Adrián Santamaría is a PhD student in the Department of Philosophy at the Universidad Autónoma de Madrid, where he researches on the role of philosophy in higher education in the face of the ecosocial crisis. He holds a Master’s degree in Philosophical Criticism and Argumentation (UAM, 2019). In the last years, he has taught in the Philosophy Degree, in subjects such as: Ethics, Political Philosophy, Philosophy and the Human Condition and History of Modern Philosophy. He has been a visiting researcher at the Center for Cognitive Studies at Tufts (USA); as well as at the Universidad Nacional del Litoral (Argentina), Université Libre de Bruxelles (Belgium) and Universidade Federal de Santa Catarina (Brazil). He also made a short research stay at the University of Stirling thanks to the YERUN programme.
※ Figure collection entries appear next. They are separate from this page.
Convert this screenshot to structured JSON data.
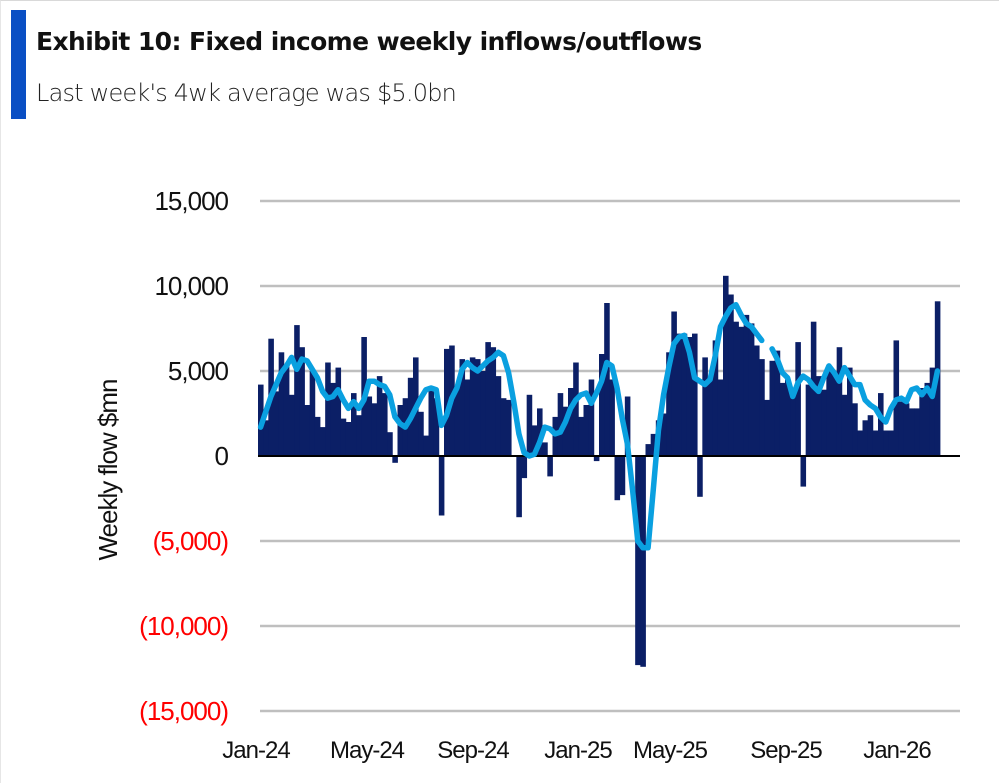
{
  "header": {
    "title": "Exhibit 10: Fixed income weekly inflows/outflows",
    "subtitle": "Last week's 4wk average was $5.0bn"
  },
  "colors": {
    "accent": "#0a4fc4",
    "bars": "#0b1f66",
    "line": "#0aa0e0",
    "negative_tick": "#ff0000",
    "grid": "#bfbfbf"
  },
  "chart_data": {
    "type": "bar",
    "title": "Exhibit 10: Fixed income weekly inflows/outflows",
    "subtitle": "Last week's 4wk average was $5.0bn",
    "xlabel": "",
    "ylabel": "Weekly flow $mn",
    "ylim": [
      -15000,
      15000
    ],
    "yticks": [
      15000,
      10000,
      5000,
      0,
      -5000,
      -10000,
      -15000
    ],
    "ytick_labels": [
      "15,000",
      "10,000",
      "5,000",
      "0",
      "(5,000)",
      "(10,000)",
      "(15,000)"
    ],
    "xtick_labels": [
      "Jan-24",
      "May-24",
      "Sep-24",
      "Jan-25",
      "May-25",
      "Sep-25",
      "Jan-26"
    ],
    "grid": true,
    "legend": "none",
    "series": [
      {
        "name": "Weekly flow",
        "kind": "bar",
        "values": [
          4200,
          2100,
          6900,
          3800,
          6100,
          5300,
          3600,
          7700,
          6400,
          3000,
          5000,
          2300,
          1700,
          5500,
          4300,
          5200,
          2200,
          2000,
          3700,
          2400,
          7000,
          3500,
          3100,
          4700,
          3700,
          1400,
          -400,
          3000,
          3400,
          4600,
          5800,
          2600,
          1200,
          4000,
          3400,
          -3500,
          6300,
          6500,
          4000,
          5700,
          4500,
          5800,
          5700,
          5000,
          6700,
          6400,
          4700,
          3400,
          3300,
          0,
          -3600,
          -1300,
          3600,
          1800,
          2800,
          800,
          -1200,
          2300,
          3700,
          2900,
          4000,
          5500,
          2300,
          3000,
          4500,
          -300,
          6000,
          9000,
          4500,
          -2600,
          -2300,
          3500,
          0,
          -12300,
          -12400,
          700,
          1300,
          2100,
          2500,
          6100,
          8500,
          7200,
          7200,
          7000,
          7200,
          -2400,
          5800,
          4600,
          6800,
          4500,
          10600,
          9500,
          7900,
          7600,
          8300,
          7800,
          6500,
          5700,
          3300,
          5600,
          6200,
          4300,
          4500,
          3800,
          6700,
          -1800,
          4200,
          7900,
          4700,
          3900,
          5200,
          4900,
          6400,
          3600,
          5200,
          3100,
          1500,
          2100,
          2400,
          1500,
          3700,
          1500,
          1500,
          6800,
          3200,
          3100,
          2800,
          2800,
          4000,
          4300,
          5200,
          9100
        ]
      },
      {
        "name": "4wk average",
        "kind": "line",
        "values": [
          1700,
          2600,
          3500,
          4200,
          4900,
          5300,
          5800,
          5100,
          5700,
          5600,
          5100,
          4600,
          3800,
          3400,
          3500,
          3900,
          3300,
          2800,
          3200,
          2800,
          3300,
          4400,
          4400,
          4200,
          4100,
          3600,
          2300,
          1900,
          1700,
          2200,
          2800,
          3400,
          3900,
          4000,
          3900,
          1800,
          2400,
          3400,
          4000,
          5100,
          5500,
          5200,
          5000,
          5300,
          5600,
          5800,
          6100,
          5900,
          4900,
          3200,
          1300,
          200,
          0,
          100,
          800,
          1700,
          1600,
          1300,
          1400,
          2000,
          2800,
          3300,
          3600,
          3700,
          3100,
          3700,
          4400,
          5500,
          5300,
          4000,
          2200,
          700,
          -2000,
          -5000,
          -5400,
          -5400,
          -2000,
          1500,
          3600,
          5200,
          6600,
          7000,
          7100,
          6100,
          4600,
          4400,
          4200,
          4500,
          5900,
          7600,
          8200,
          8700,
          8900,
          8300,
          7800,
          7600,
          7200,
          6800,
          null,
          6300,
          5700,
          4900,
          4600,
          3500,
          4300,
          4700,
          4500,
          4100,
          3800,
          4600,
          5300,
          4900,
          4400,
          5200,
          4700,
          4200,
          4200,
          3300,
          3000,
          2800,
          2300,
          2000,
          2800,
          3300,
          3400,
          3200,
          3900,
          4000,
          3600,
          4000,
          3500,
          5000
        ]
      }
    ]
  }
}
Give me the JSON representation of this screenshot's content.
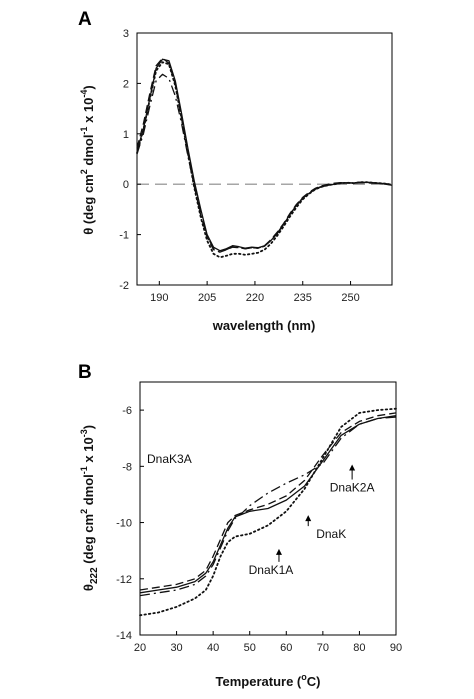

Dr. Jesús Pinto Freyre has a PhD in Philosophy with a thesis on violence in the Spanish Civil War from the intellectuals of the 1970s generation. He has completed a doctoral stay at Selwyn College (Cambridge University) in the United Kingdom and another at the University of Stirling (thanks to the YERUN programme) and Universidad Nacional del Litoral (thanks to the Speak4Nature project) and has participated in several interventions in national and international conferences in Spain and other countries, and publications in various journals (many of them in collaboration with Adrián Santamaría Pérez). His interests and lines of research include studies in political philosophy on violence, memory, the Civil War and contemporary Spanish thought, as well as inquiries into technology, interdependence and eco-dependence and other associated problems in the context of the ecosocial crisis. He has also worked on philosophical thought on nursing and on the critique of transhumanism.